Keep in mind we run everything on bare metal (yes, cloud is great, but sometimes it isn’t )
Currently running as follows:
3 Graylog servers (24 core cpu, 128Gb memory, 32Gb heap allocated to Graylog which doesn’t seem to be an issue; also 12 processbuffer_processors and 4 outputbuffer_processors)
25 Elasticsearch servers (19 data, 3 master, 3 routing). Data nodes are 64Gb memory, quad-core CPU, 32Gb heap for ES, 2x4Tb raid 0 storage for data.

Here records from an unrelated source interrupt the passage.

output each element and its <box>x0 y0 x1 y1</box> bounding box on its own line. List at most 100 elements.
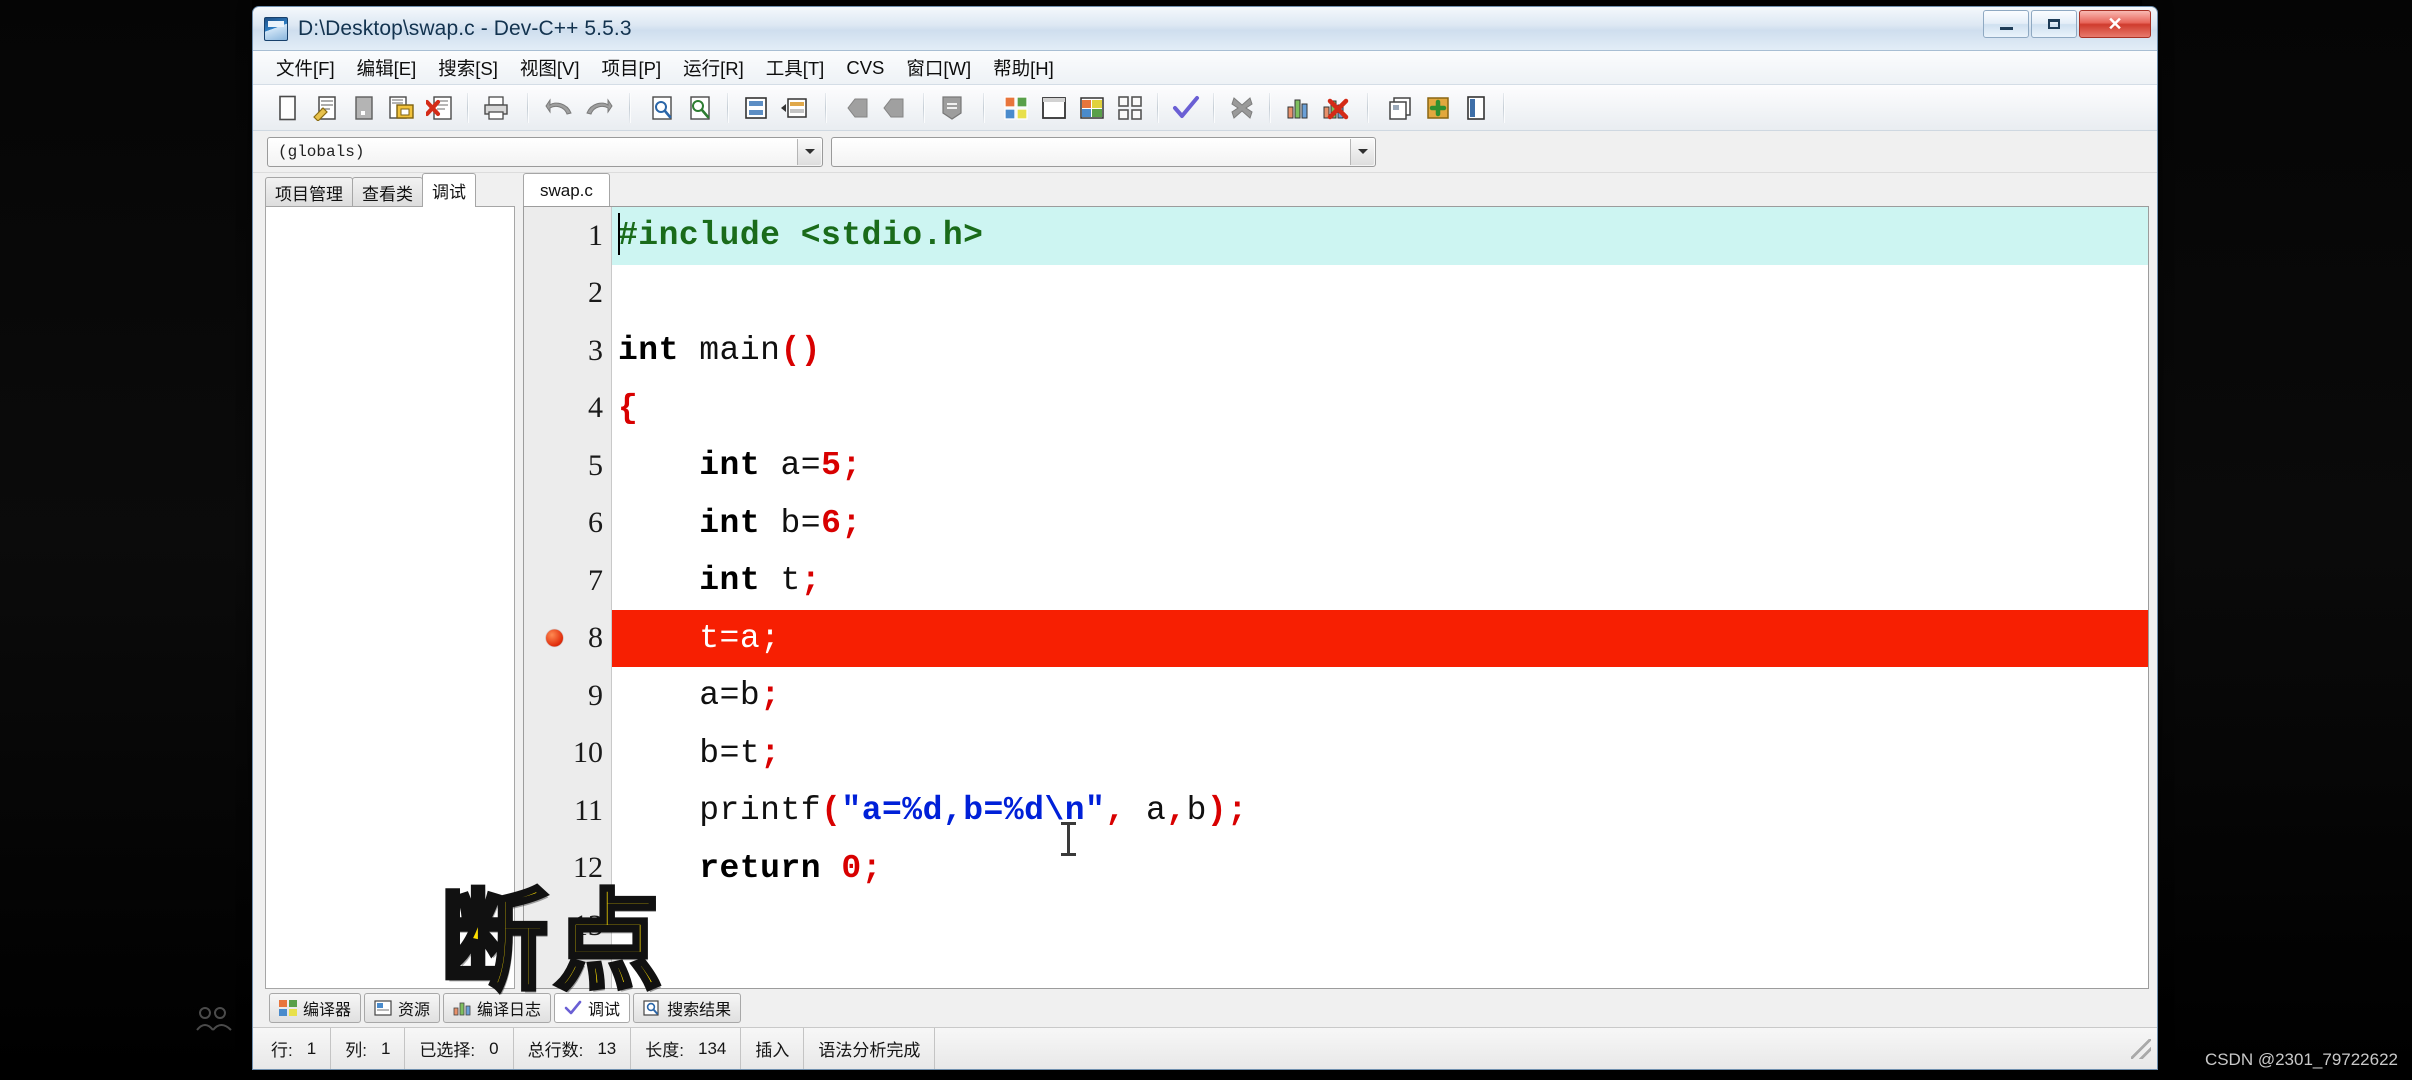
run-icon[interactable] <box>1036 90 1072 126</box>
code-text-area[interactable]: #include <stdio.h> int main(){ int a = 5; … <box>612 207 2148 988</box>
replace-icon[interactable] <box>682 90 718 126</box>
resize-grip[interactable] <box>2131 1038 2151 1059</box>
bottom-tab-compile-log[interactable]: 编译日志 <box>443 993 552 1023</box>
line-number[interactable]: 3 <box>524 322 611 380</box>
chevron-down-icon[interactable] <box>1350 138 1374 165</box>
menu-tools[interactable]: 工具[T] <box>755 51 836 85</box>
find-icon[interactable] <box>644 90 680 126</box>
code-line[interactable]: int t; <box>612 552 2148 610</box>
bottom-tab-compiler[interactable]: 编译器 <box>269 993 362 1023</box>
line-number[interactable]: 12 <box>524 840 611 898</box>
stop-icon[interactable] <box>1224 90 1260 126</box>
line-number-gutter[interactable]: 1 2 3 4 5 6 7 8 9 10 11 12 13 <box>524 207 629 988</box>
add-watch-icon[interactable] <box>1420 90 1456 126</box>
tab-project-manager[interactable]: 项目管理 <box>265 177 353 207</box>
code-line[interactable]: return 0; <box>612 840 2148 898</box>
code-line[interactable] <box>612 897 2148 955</box>
line-number[interactable]: 13 <box>524 897 611 955</box>
code-line[interactable]: int a = 5; <box>612 437 2148 495</box>
prev-icon[interactable] <box>840 90 876 126</box>
rebuild-icon[interactable] <box>1112 90 1148 126</box>
code-line[interactable]: #include <stdio.h> <box>612 207 2148 265</box>
open-file-icon[interactable] <box>308 90 344 126</box>
close-button[interactable]: ✕ <box>2079 10 2151 38</box>
line-number[interactable]: 7 <box>524 552 611 610</box>
menu-help[interactable]: 帮助[H] <box>982 51 1065 85</box>
resource-icon <box>374 1000 392 1016</box>
main-window: D:\Desktop\swap.c - Dev-C++ 5.5.3 ✕ 文件[F… <box>252 6 2158 1070</box>
line-number[interactable]: 8 <box>524 610 611 668</box>
tab-class-browser[interactable]: 查看类 <box>352 177 423 207</box>
line-number[interactable]: 10 <box>524 725 611 783</box>
code-editor[interactable]: 1 2 3 4 5 6 7 8 9 10 11 12 13 #include <stdio.h> int… <box>523 206 2149 989</box>
menu-run[interactable]: 运行[R] <box>672 51 755 85</box>
redo-icon[interactable] <box>580 90 616 126</box>
copy-window-icon[interactable] <box>1382 90 1418 126</box>
line-number[interactable]: 9 <box>524 667 611 725</box>
compile-run-icon[interactable] <box>1074 90 1110 126</box>
toolbar-separator <box>467 92 469 123</box>
minimize-button[interactable] <box>1983 10 2029 38</box>
bottom-tab-label: 调试 <box>588 1002 621 1019</box>
line-number[interactable]: 6 <box>524 495 611 553</box>
delete-profile-icon[interactable] <box>1318 90 1354 126</box>
code-line[interactable]: int main() <box>612 322 2148 380</box>
code-line[interactable]: int b = 6; <box>612 495 2148 553</box>
debug-panel-content[interactable] <box>265 206 515 989</box>
save-icon[interactable] <box>346 90 382 126</box>
code-line[interactable]: a = b; <box>612 667 2148 725</box>
toolbar-separator <box>1269 92 1271 123</box>
toolbar-separator <box>1503 92 1505 123</box>
line-number[interactable]: 5 <box>524 437 611 495</box>
code-line[interactable] <box>612 265 2148 323</box>
tab-swap-c[interactable]: swap.c <box>523 173 610 207</box>
bookmark-icon[interactable] <box>934 90 970 126</box>
print-icon[interactable] <box>478 90 514 126</box>
next-icon[interactable] <box>878 90 914 126</box>
profile-icon[interactable] <box>1280 90 1316 126</box>
save-all-icon[interactable] <box>384 90 420 126</box>
code-line[interactable]: { <box>612 380 2148 438</box>
menu-search[interactable]: 搜索[S] <box>427 51 509 85</box>
status-length-label: 长度: <box>645 1041 684 1060</box>
maximize-button[interactable] <box>2031 10 2077 38</box>
symbol-combo[interactable] <box>831 136 1376 167</box>
line-number[interactable]: 4 <box>524 380 629 706</box>
bottom-tab-resources[interactable]: 资源 <box>364 993 441 1023</box>
code-line[interactable]: t=a; <box>612 609 2148 667</box>
window-controls: ✕ <box>1983 10 2151 38</box>
status-col-label: 列: <box>345 1041 367 1060</box>
menu-window[interactable]: 窗口[W] <box>895 51 982 85</box>
compile-icon[interactable] <box>998 90 1034 126</box>
tab-debug[interactable]: 调试 <box>422 173 476 207</box>
chevron-down-icon[interactable] <box>797 138 821 165</box>
code-line[interactable]: b = t; <box>612 725 2148 783</box>
menu-view[interactable]: 视图[V] <box>509 51 591 85</box>
menu-file[interactable]: 文件[F] <box>265 51 346 85</box>
menu-cvs[interactable]: CVS <box>835 53 895 83</box>
menu-project[interactable]: 项目[P] <box>590 51 672 85</box>
breakpoint-marker-icon[interactable] <box>546 629 563 647</box>
goto-line-icon[interactable] <box>738 90 774 126</box>
compiler-icon <box>279 1000 297 1016</box>
undo-icon[interactable] <box>542 90 578 126</box>
bottom-tab-label: 编译日志 <box>477 1002 542 1019</box>
line-number[interactable]: 2 <box>524 265 611 323</box>
bottom-tab-debug[interactable]: 调试 <box>554 993 631 1023</box>
toolbar-separator <box>1367 92 1369 123</box>
new-file-icon[interactable] <box>270 90 306 126</box>
menu-edit[interactable]: 编辑[E] <box>346 51 428 85</box>
title-bar[interactable]: D:\Desktop\swap.c - Dev-C++ 5.5.3 ✕ <box>253 7 2157 51</box>
toggle-panel-icon[interactable] <box>776 90 812 126</box>
line-number[interactable]: 1 <box>524 207 611 265</box>
status-selected-value: 0 <box>489 1038 499 1058</box>
close-file-icon[interactable] <box>422 90 458 126</box>
bottom-tab-search-result[interactable]: 搜索结果 <box>633 993 742 1023</box>
tool-bar <box>253 85 2157 131</box>
scope-combo[interactable]: (globals) <box>267 136 823 167</box>
syntax-check-icon[interactable] <box>1168 90 1204 126</box>
line-number[interactable]: 11 <box>524 782 611 840</box>
code-line[interactable]: printf("a=%d,b=%d\n", a, b); <box>612 782 2148 840</box>
window-title: D:\Desktop\swap.c - Dev-C++ 5.5.3 <box>298 16 632 40</box>
toggle-bookmark-icon[interactable] <box>1458 90 1494 126</box>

Master and routing nodes are 32Gb memory, quad core CPU, 16Gb heap for ES.
1 Mongodb instance on each Graylog server in a replica set.
Graylog itself runs with 2 inputs, currently 50-odd streams, with about 30 single-stage pipelines, and 5 pipelines with multiple stages and a heck of a lot of grokking/lookup tabling going on.
The reason for the number of data servers is two-fold: first, we have hiliarious retention policies on some of this data (60 days is the norm), and we run most index sets with 3 replicas because the data is important - as well as the boost to search speed it brings.
We’re currently pushing a consistent 2500-3000 msg/sec through.
Graylog’s journal is set to a max age of 48h, and 512Gb since that is about the average size of logs we pull in across that time so at least I can be gone for a weekend or something and heroically save the world on a Monday.
Backup wise we don’t actually back up the ES data on account of the replicas we run (accepted risk), index archival/closure/retention is handled by our in-house snapshot manager that uses the Graylog API to find indices that contain “stale” data, and snapshots them to S3 before removing them.